The pilot's union had a new labor agreement imposed on it by the bankruptcy court after rank-and-file pilots last month rejected the tentative deal that their union, the Allied Pilots Association, had reached with management. Members of other unions at American, representing flight attendants and ground workers, have ratified their own concession deals with the airline.
Airline spokesman Bruce Hicks said the airline is not aware of any organized job action by the pilots. But he said there has been an increase in the number of pilots calling in sick. There has also been an increase in flight crews filing maintenance reports on their aircraft, which is causing flights to be canceled.
The airline normally flies about 1,700 flights a day. The increase in flight cancelations started on Sunday. Hicks did not have details on the number of flights canceled each day. But he did say that the 250 canceled flights were canceled in advance by the airline in order to give customers time to change their travel plans.

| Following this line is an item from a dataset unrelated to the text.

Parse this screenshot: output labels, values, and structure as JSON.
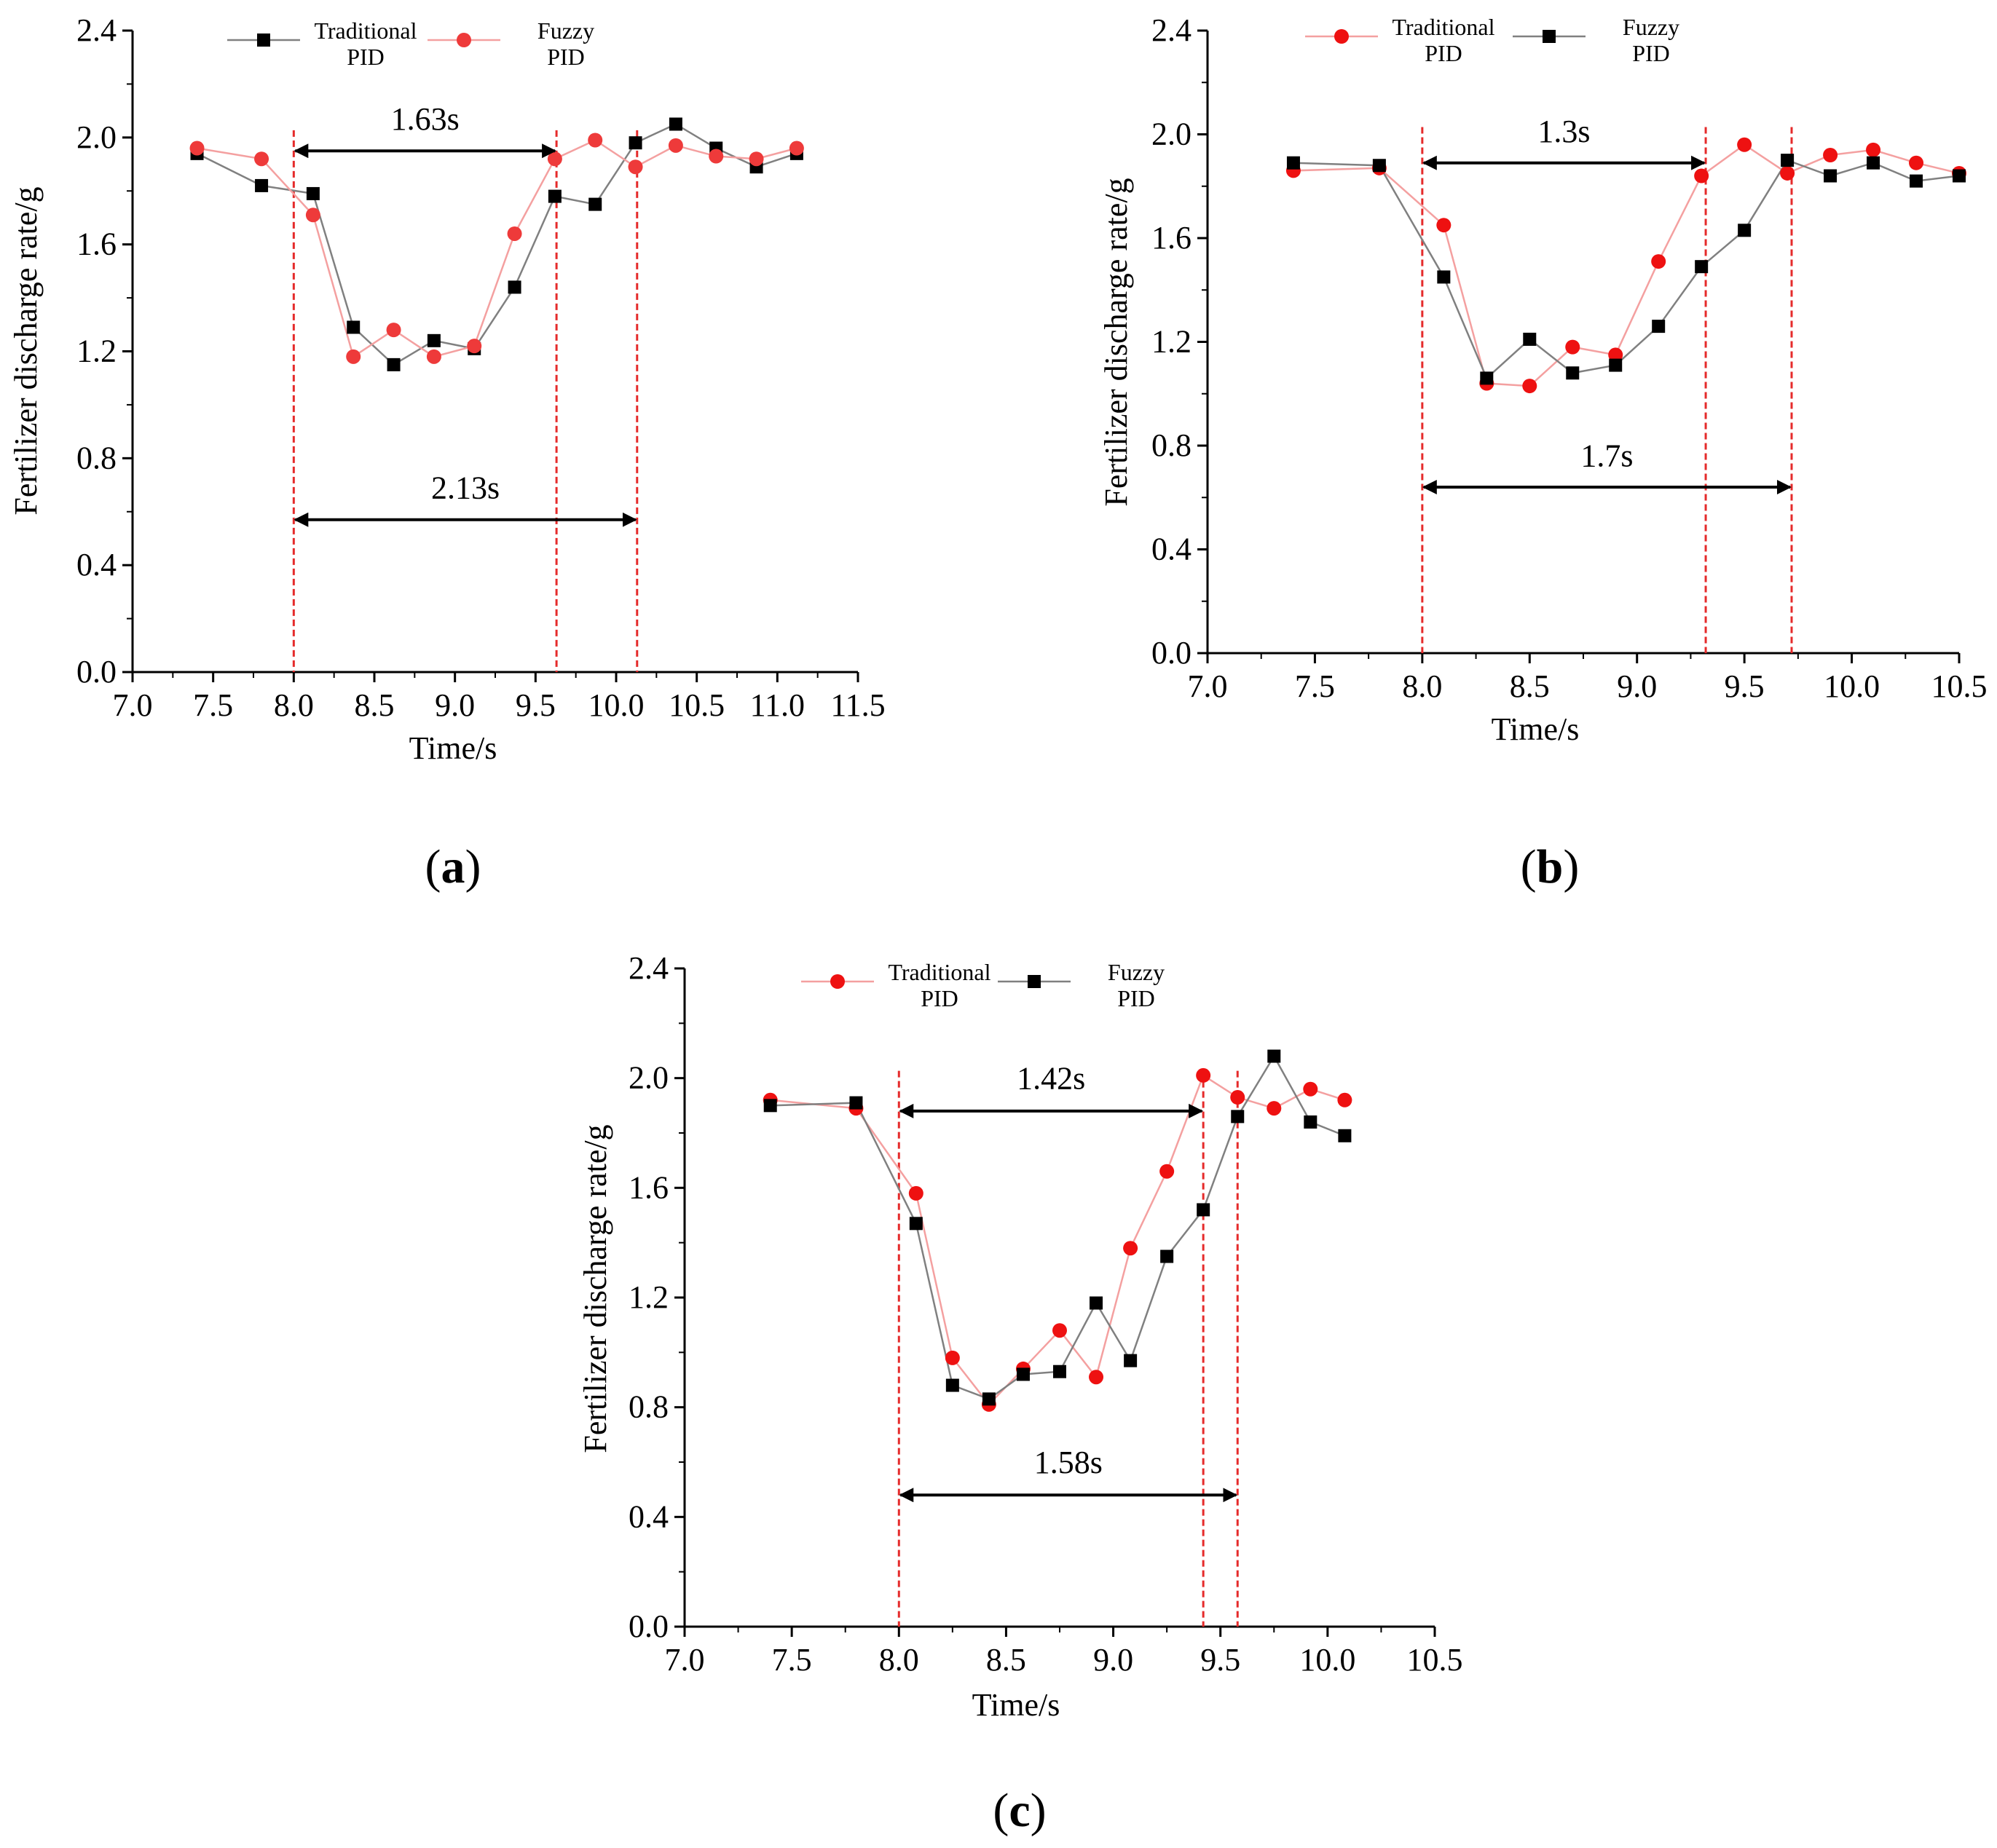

The pilot's union was not immediately available for comment. A message to members from union President Keith Wilson on the union's Web site Tuesday stated, "The pilots of American Airlines are angry. While AMR management continues paying lip service to needing a consensual agreement with us, their punitive approach of extracting far more value than they need is hardly conducive to reaching a consensual agreement." The union's site also advised pilots that " If you are unfit to come to work, protect yourself with a doctor's visit or some other kind of supporting documentation."
American Airlines parent AMR filed for bankruptcy in November, 2011, citing the need to cut labor costs in order to be competitive with other carriers that have already gone through bankruptcy, including United Continental, Delta Air Lines and US Airways.